L'Assemblée nationale a adopté le 10 janvier 2008, en deuxième lecture, une proposition de loi déposée par le Sénat, autorisant sous certaines conditions les consommateurs à revenir aux tarifs réglementés d'électricité et de gaz naturel après avoir opté pour des offres au prix du marché.


Electricité : En cas de déménagement, tout nouveau locataire ou propriétaire peut  souscrire un contrat aux tarifs réglementés, même si son prédécesseur a exercé son éligibilité. Cette disposition s'applique également aux petits clients professionnels visés par l'article 43 de la loi du 7 décembre 2006.


Par ailleurs, même s'il a conclu un contrat au prix de marché, un consommateur (mais pas les petits clients professionnels) peut revenir aux tarifs réglementés après un délai de six mois.


Gaz naturel : Les consommateurs ne pourront revenir aux tarifs réglementés qu'en cas de déménagement, ou en cas de raccordement d'un nouveau site de consommation au réseau de distribution. 

 

Attention il ne s'agit que de mesures temporaires , applicables jusqu'au 30 juin 2010, ensuite ceux qui auront opté pour le tarif dérégulé ne pourront plus revenir au tarif reglementé.

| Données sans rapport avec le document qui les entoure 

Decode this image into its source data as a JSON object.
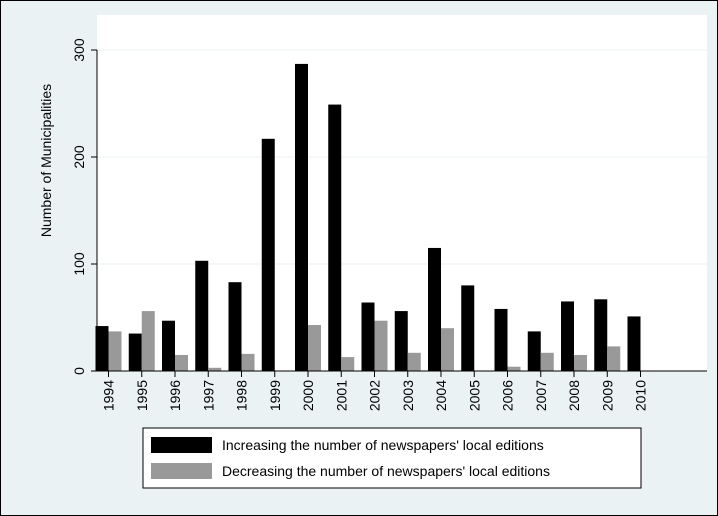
{
  "chart_data": {
    "type": "bar",
    "title": "",
    "xlabel": "",
    "ylabel": "Number of Municipalities",
    "ylim": [
      0,
      300
    ],
    "yticks": [
      0,
      100,
      200,
      300
    ],
    "grid": true,
    "legend_position": "bottom",
    "categories": [
      "1994",
      "1995",
      "1996",
      "1997",
      "1998",
      "1999",
      "2000",
      "2001",
      "2002",
      "2003",
      "2004",
      "2005",
      "2006",
      "2007",
      "2008",
      "2009",
      "2010"
    ],
    "series": [
      {
        "name": "Increasing the number of newspapers' local editions",
        "color": "#000000",
        "values": [
          42,
          35,
          47,
          103,
          83,
          217,
          287,
          249,
          64,
          56,
          115,
          80,
          58,
          37,
          65,
          67,
          51
        ]
      },
      {
        "name": "Decreasing the number of newspapers' local editions",
        "color": "#999999",
        "values": [
          37,
          56,
          15,
          3,
          16,
          0,
          43,
          13,
          47,
          17,
          40,
          0,
          4,
          17,
          15,
          23,
          0
        ]
      }
    ]
  }
}
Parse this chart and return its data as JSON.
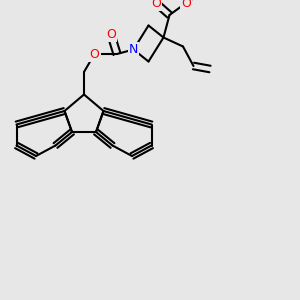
{
  "bg_color": [
    0.906,
    0.906,
    0.906
  ],
  "bond_color": "#000000",
  "bond_lw": 1.5,
  "atom_colors": {
    "O": "#ff0000",
    "N": "#0000ff",
    "H": "#4a9a8a",
    "C": "#000000"
  },
  "font_size": 9,
  "font_size_H": 8
}
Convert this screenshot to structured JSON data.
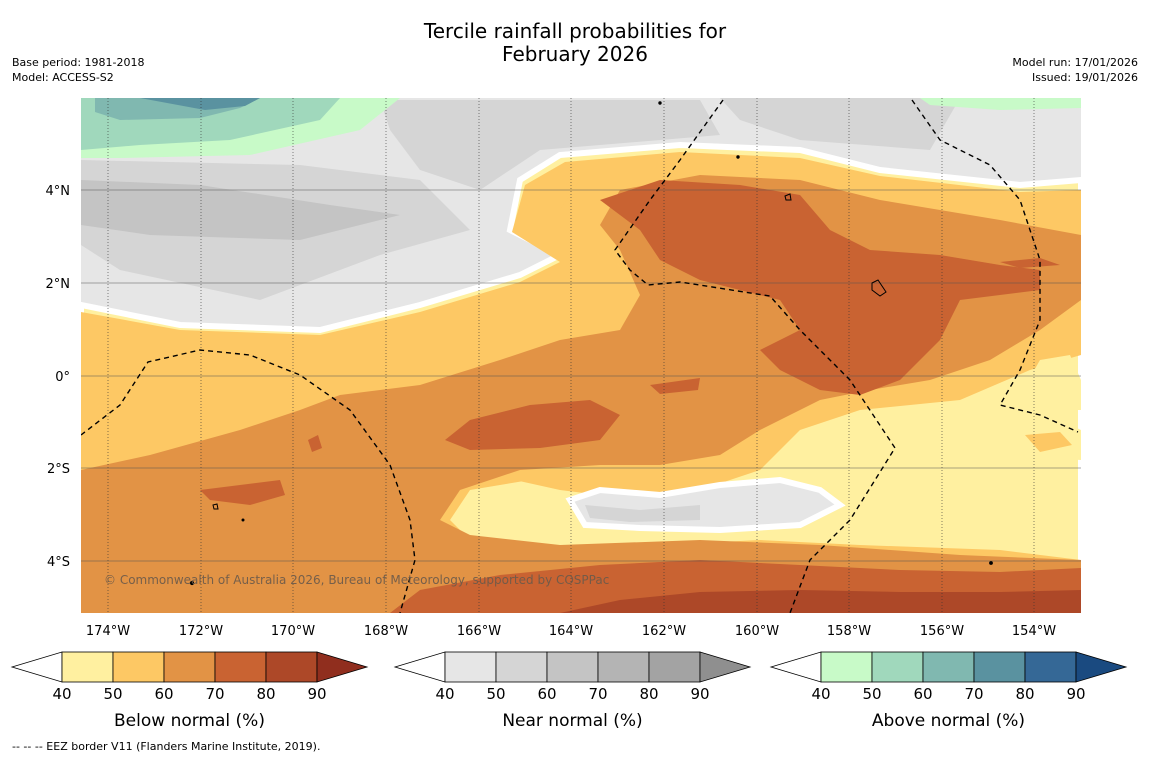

La plus grande vigilance s'impose donc car les prix du marché s'envolent alors qu'à ce jour les tarifs réglementés baissent en euros constants. Ne nous laissons pas leurrer par le miroir aux alouettes du marché "libre et non faussé" qui vise rien moins que la disparition progressive  des tarifs réglementés pour un plus grand profit des actionnaires.